The Court clarifies that nothing in this Order serves to re-open discovery in this case for any other purpose. Instead, the Court extends the discovery deadline for the limited purpose of allowing any portion of the Rule 30(b)(6) deposition that has not yet occurred to be conducted and to allow the filing of any motions related to that deposition. No other discovery may be conducted absent further Court order.
CONCLUSION
Accordingly, the Court ORDERS that:
1. The United States’ Motion for Protective Order Regarding Portions of 30(b)(6) Deposition Notice (Doc. 35) is DENIED.
2. Plaintiff must provide dates for the Rule 30(b)(6) deposition, which must occur no later than March 31, 2023, within seven (7) days of the date of this Order.

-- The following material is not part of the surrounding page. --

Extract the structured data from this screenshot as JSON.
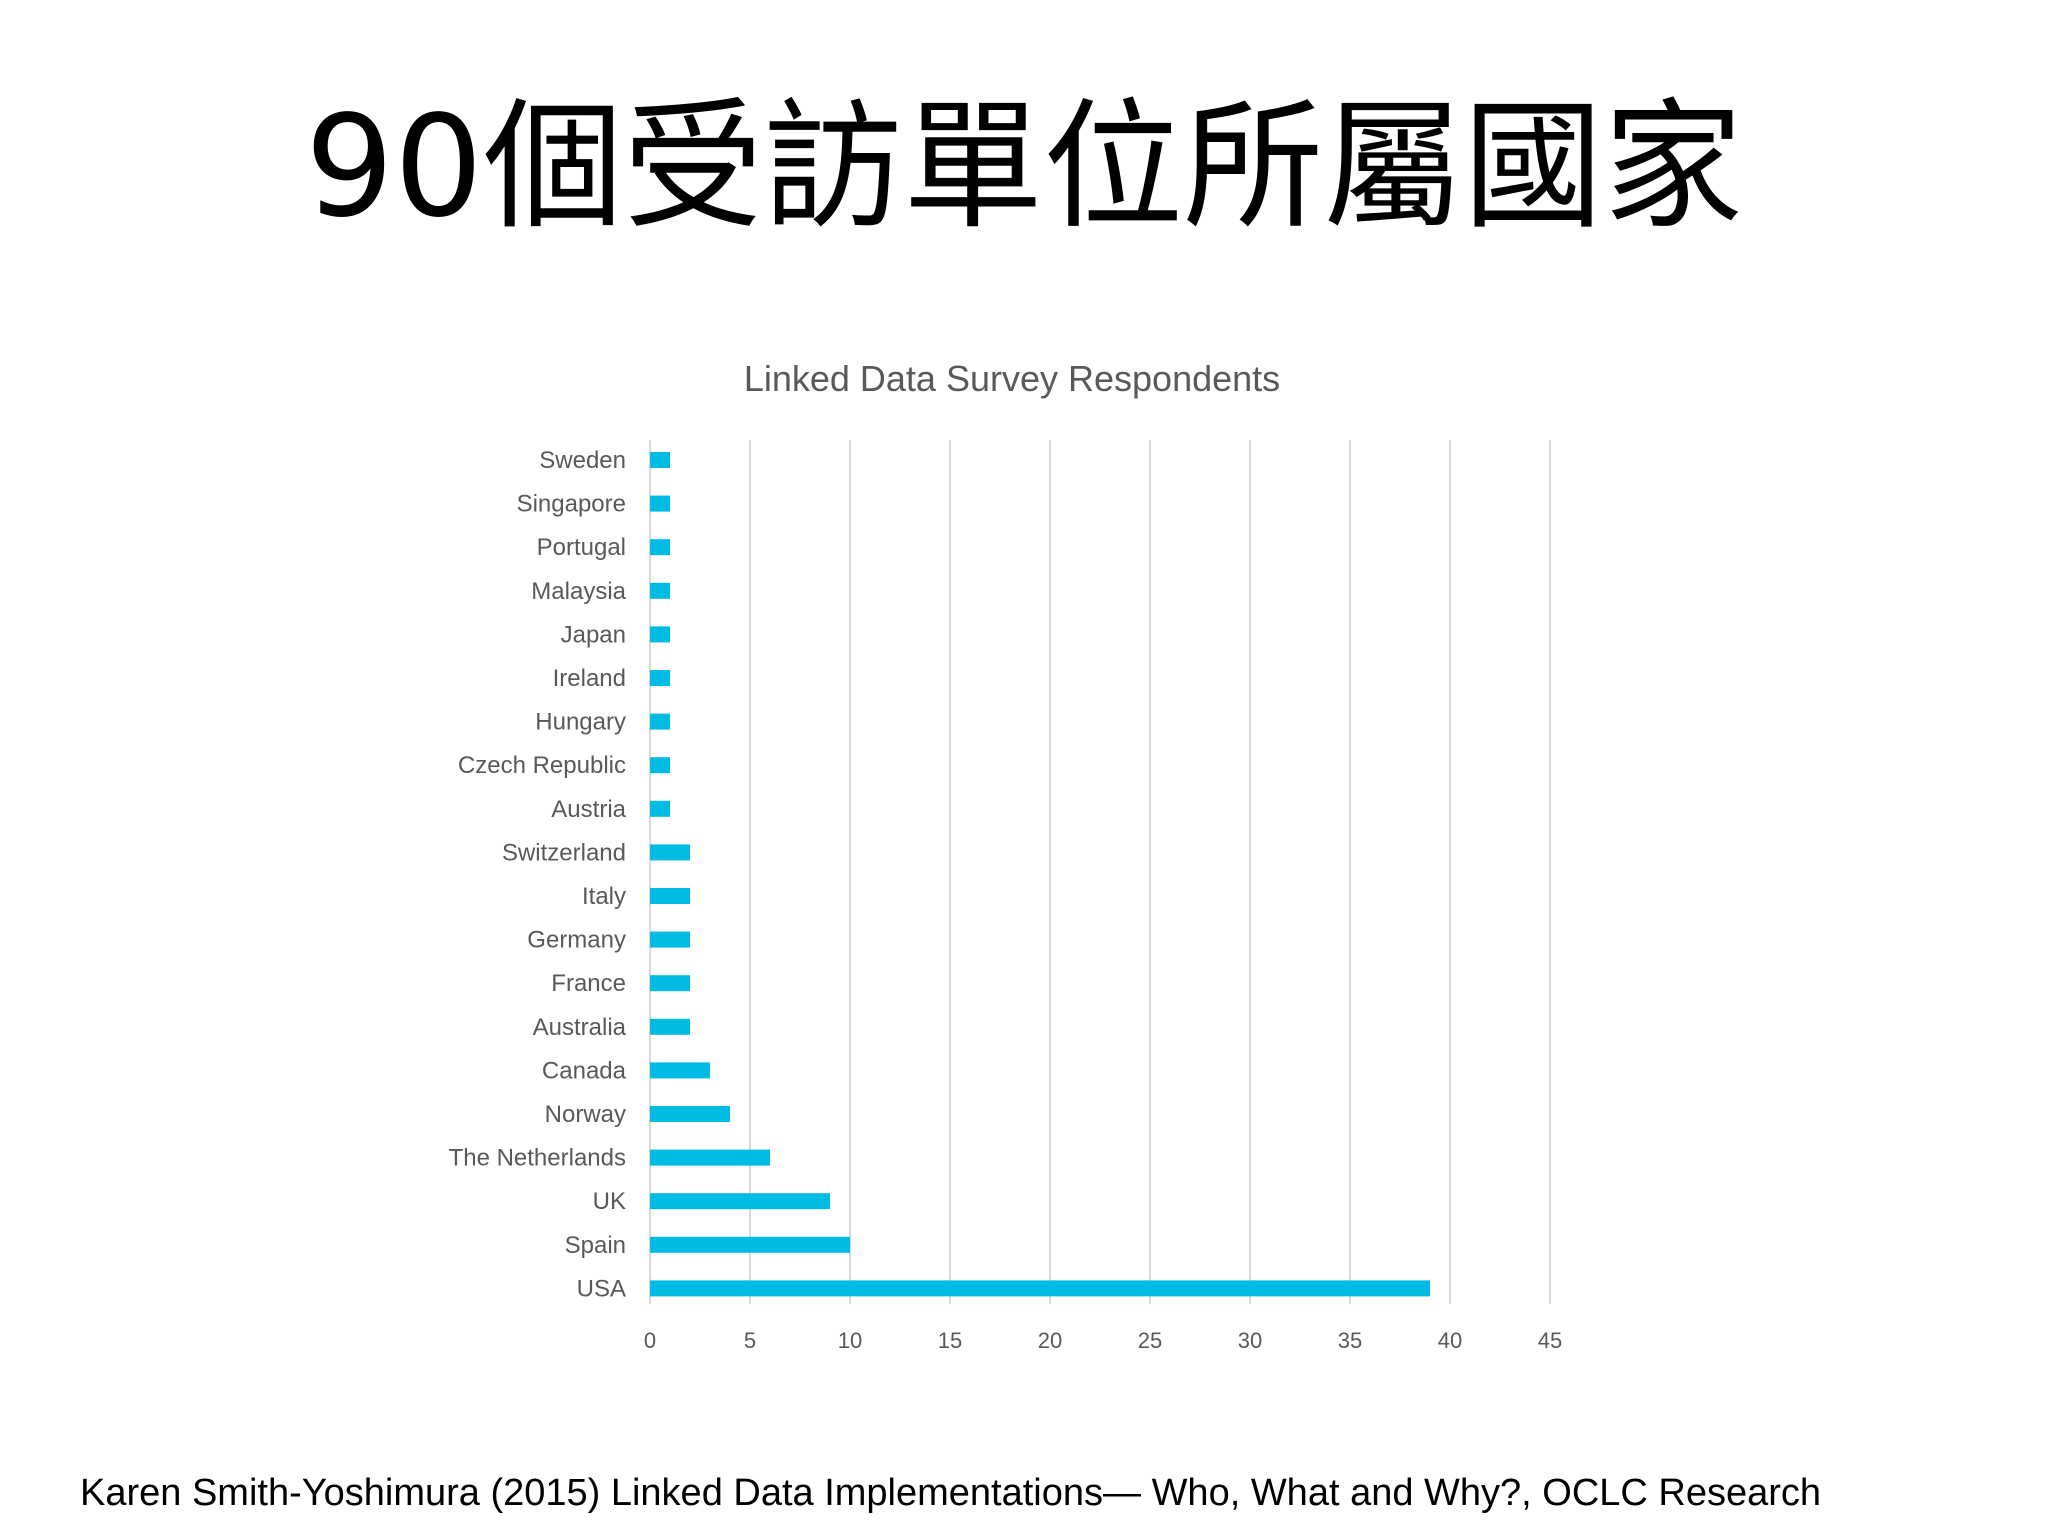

3. Within fourteen (14) days of this Order, the parties must confer and set a date for the Rule 30(b)(6) deposition.
4. The parties are warned that nothing in this Order serves to re-open discovery in this case for any other purpose.
DONE and ORDERED in Tampa, Florida on February 2, 2023.
Footnotes
Because there are no objections to the remaining topics, the Court need not address them. Unless already completed, Defendant may inquire into these topics at the 30(b)(6) deposition.
Pinpoint page citations for documents refer to CM/ECF pagination.
As will be discussed more fully below, nothing in this Order is intended to prevent either party from filing an appropriate motion related to the 30(b)(6) deposition. Rather, the Court preemptively addresses the categorical objections in the hopes that any further motion practice – to the extent it is necessary –may be limited and specific.